L’impresa: da Nizza a Roma su un windsurf di plastica riciclata
Il viaggio di Tinga è stato una vera e propria impresa ecologica e sportiva. L’attivista ha percorso oltre 700 chilometri via mare, partendo da Nizza e arrivando fino alle coste romane. La particolarità della sua impresa risiede anche nel mezzo utilizzato: una speciale tavola da windsurf costruita interamente con plastica riciclata, simbolo perfetto di economia circolare.
Il Sistema di Deposito Cauzionale: come funziona e perché è efficiente
Al centro della campagna continentale del Plastic Soup Surfer c’è la promozione del sistema di deposito cauzionale (DRS), un meccanismo già attivo con enorme successo nei Paesi Bassi e in altri Stati europei.
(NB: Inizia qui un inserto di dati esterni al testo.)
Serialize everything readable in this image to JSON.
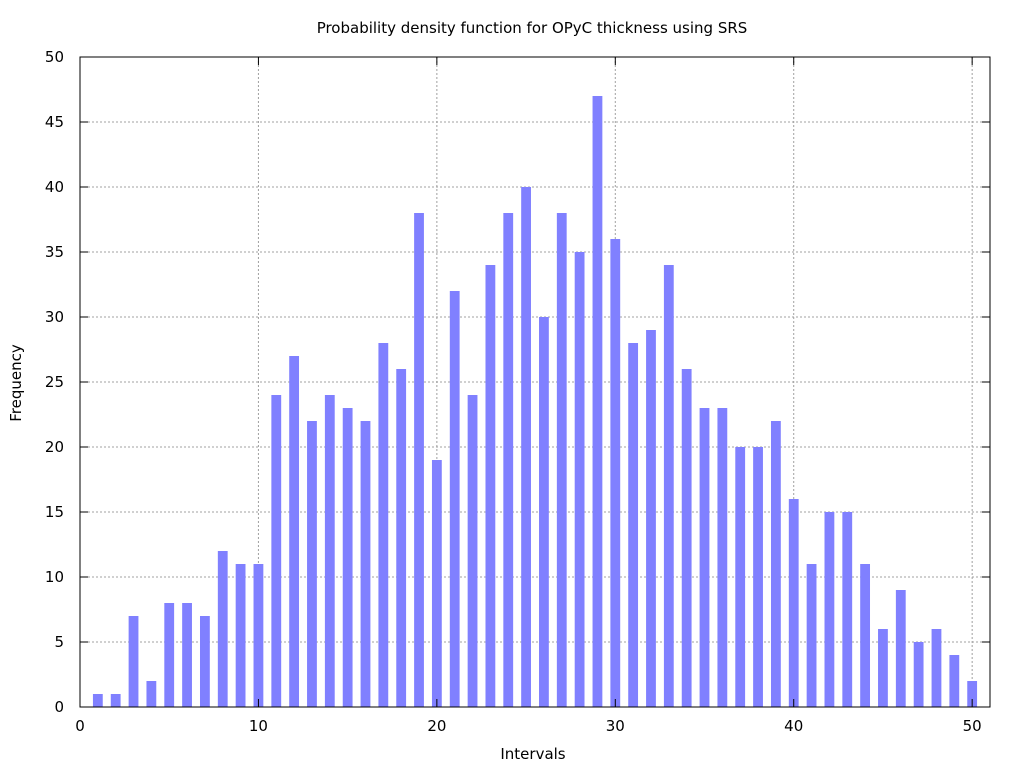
{
  "chart_data": {
    "type": "bar",
    "title": "Probability density function for OPyC thickness using SRS",
    "xlabel": "Intervals",
    "ylabel": "Frequency",
    "xlim": [
      0,
      51
    ],
    "ylim": [
      0,
      50
    ],
    "x_ticks": [
      0,
      10,
      20,
      30,
      40,
      50
    ],
    "y_ticks": [
      0,
      5,
      10,
      15,
      20,
      25,
      30,
      35,
      40,
      45,
      50
    ],
    "grid": true,
    "bar_color": "#8080ff",
    "x": [
      1,
      2,
      3,
      4,
      5,
      6,
      7,
      8,
      9,
      10,
      11,
      12,
      13,
      14,
      15,
      16,
      17,
      18,
      19,
      20,
      21,
      22,
      23,
      24,
      25,
      26,
      27,
      28,
      29,
      30,
      31,
      32,
      33,
      34,
      35,
      36,
      37,
      38,
      39,
      40,
      41,
      42,
      43,
      44,
      45,
      46,
      47,
      48,
      49,
      50
    ],
    "values": [
      1,
      1,
      7,
      2,
      8,
      8,
      7,
      12,
      11,
      11,
      24,
      27,
      22,
      24,
      23,
      22,
      28,
      26,
      38,
      19,
      32,
      24,
      34,
      38,
      40,
      30,
      38,
      35,
      47,
      36,
      28,
      29,
      34,
      26,
      23,
      23,
      20,
      20,
      22,
      16,
      11,
      15,
      15,
      11,
      6,
      9,
      5,
      6,
      4,
      2
    ]
  }
}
L’obiettivo è spingere i governi nazionali, compreso quello italiano, a implementare questo modello su larga scala.
Il funzionamento del sistema è semplice ma estremamente efficace:
Piccolo sovraprezzo: Al momento dell’acquisto di una bevanda, viene aggiunto un piccolo importo cauzionale al prezzo del prodotto.
Rimborso al consumatore: L’importo viene interamente restituito all’utente non appena il contenitore vuoto viene riconsegnato negli appositi punti di raccolta.
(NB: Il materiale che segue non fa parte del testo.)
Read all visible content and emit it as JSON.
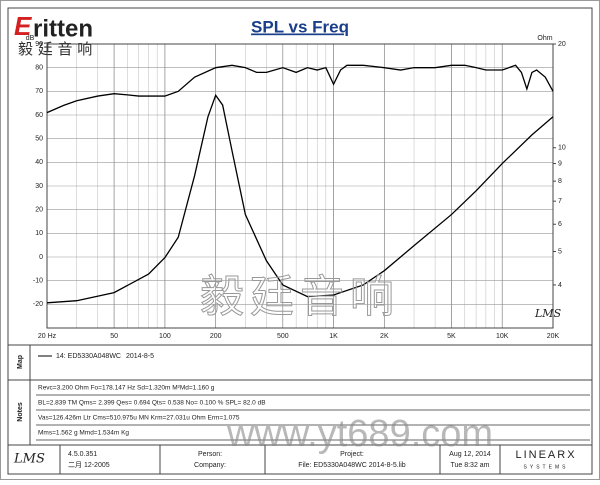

Tassi di riciclo record: Nei Paesi Bassi questo meccanismo ha permesso di superare il 90% di raccolta e riciclo per i contenitori di bevande, azzerando quasi la dispersione nell’ambiente.
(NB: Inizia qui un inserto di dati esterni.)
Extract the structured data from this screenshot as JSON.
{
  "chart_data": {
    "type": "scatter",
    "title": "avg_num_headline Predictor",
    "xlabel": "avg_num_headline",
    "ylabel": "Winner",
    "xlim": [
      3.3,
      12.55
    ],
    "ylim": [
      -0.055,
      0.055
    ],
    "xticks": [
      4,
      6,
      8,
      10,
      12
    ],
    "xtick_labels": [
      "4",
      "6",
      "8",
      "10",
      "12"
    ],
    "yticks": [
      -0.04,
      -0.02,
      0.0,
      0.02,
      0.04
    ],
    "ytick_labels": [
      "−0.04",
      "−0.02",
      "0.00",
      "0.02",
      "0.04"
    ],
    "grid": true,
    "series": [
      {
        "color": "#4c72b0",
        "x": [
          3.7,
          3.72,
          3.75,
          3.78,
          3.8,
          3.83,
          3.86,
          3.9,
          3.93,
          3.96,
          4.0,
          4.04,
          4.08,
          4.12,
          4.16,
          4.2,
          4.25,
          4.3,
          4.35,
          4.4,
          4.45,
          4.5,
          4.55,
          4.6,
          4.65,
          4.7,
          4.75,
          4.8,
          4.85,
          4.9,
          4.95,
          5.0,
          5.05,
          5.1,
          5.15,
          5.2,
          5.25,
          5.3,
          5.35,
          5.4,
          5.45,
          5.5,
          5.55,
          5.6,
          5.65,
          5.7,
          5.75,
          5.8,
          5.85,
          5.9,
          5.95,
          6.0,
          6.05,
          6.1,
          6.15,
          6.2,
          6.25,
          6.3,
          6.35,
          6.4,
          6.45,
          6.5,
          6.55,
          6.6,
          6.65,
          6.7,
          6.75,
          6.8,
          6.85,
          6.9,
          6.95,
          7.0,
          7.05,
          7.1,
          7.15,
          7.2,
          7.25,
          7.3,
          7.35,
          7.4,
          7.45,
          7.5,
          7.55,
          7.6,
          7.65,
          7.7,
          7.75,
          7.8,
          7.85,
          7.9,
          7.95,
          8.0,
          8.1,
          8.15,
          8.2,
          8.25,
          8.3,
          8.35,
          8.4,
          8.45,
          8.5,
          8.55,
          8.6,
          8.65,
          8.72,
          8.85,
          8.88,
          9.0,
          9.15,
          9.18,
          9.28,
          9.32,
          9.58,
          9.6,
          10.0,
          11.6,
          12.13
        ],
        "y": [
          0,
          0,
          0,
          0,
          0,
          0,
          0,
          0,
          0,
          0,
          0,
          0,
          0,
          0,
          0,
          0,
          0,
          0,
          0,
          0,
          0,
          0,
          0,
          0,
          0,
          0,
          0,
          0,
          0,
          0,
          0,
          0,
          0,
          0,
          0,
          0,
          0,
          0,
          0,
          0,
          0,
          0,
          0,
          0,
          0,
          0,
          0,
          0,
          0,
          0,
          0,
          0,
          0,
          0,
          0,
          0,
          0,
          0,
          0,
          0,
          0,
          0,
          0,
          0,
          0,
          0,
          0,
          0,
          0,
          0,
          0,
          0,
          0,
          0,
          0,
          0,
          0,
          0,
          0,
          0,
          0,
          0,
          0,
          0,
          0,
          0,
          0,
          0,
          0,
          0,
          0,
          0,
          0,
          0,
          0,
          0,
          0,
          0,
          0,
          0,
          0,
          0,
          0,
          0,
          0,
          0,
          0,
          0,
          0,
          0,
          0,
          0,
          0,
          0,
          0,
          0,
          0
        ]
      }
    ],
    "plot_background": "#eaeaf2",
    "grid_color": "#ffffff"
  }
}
Il sostegno di Roma Capitale: le parole dell’Assessora Alfonsi
L’attivista è stato accolto presso il Parco Marconi da Sabrina Alfonsi, Assessora all’Agricoltura, Ambiente e Ciclo dei Rifiuti di Roma Capitale, insieme al Presidente del Municipio XI Gianluca Lanzi e ai rappresentanti delle associazioni ambientaliste “Mare Vivo” e “piùblu”.
L’Amministrazione capitolina ha espresso pieno supporto alla causa di Tinga. L’Assessora Alfonsi ha commentato l’evento con una nota ufficiale:
“È con grande piacere che accogliamo Merijn Tinga, testimone di una battaglia che riguarda il futuro dei nostri fiumi e dei nostri mari. Il suo è un messaggio potente: l’inquinamento da plastica non è inevitabile, e le soluzioni esistono già.
Come Amministrazione capitolina sosteniamo a pieno questa iniziativa, che responsabilizza produttori e consumatori, migliora la qualità della raccolta, riduce i costi pubblici di pulizia e trasforma un rifiuto in risorsa. Vorrei anche sottolineare la capacità di Tinga di unire ricerca scientifica, sensibilizzazione pubblica e mobilitazione civica. Che il suo approdo a Roma possa essere un nuovo punto di partenza per costruire insieme città più pulite, più sostenibili e più giuste”.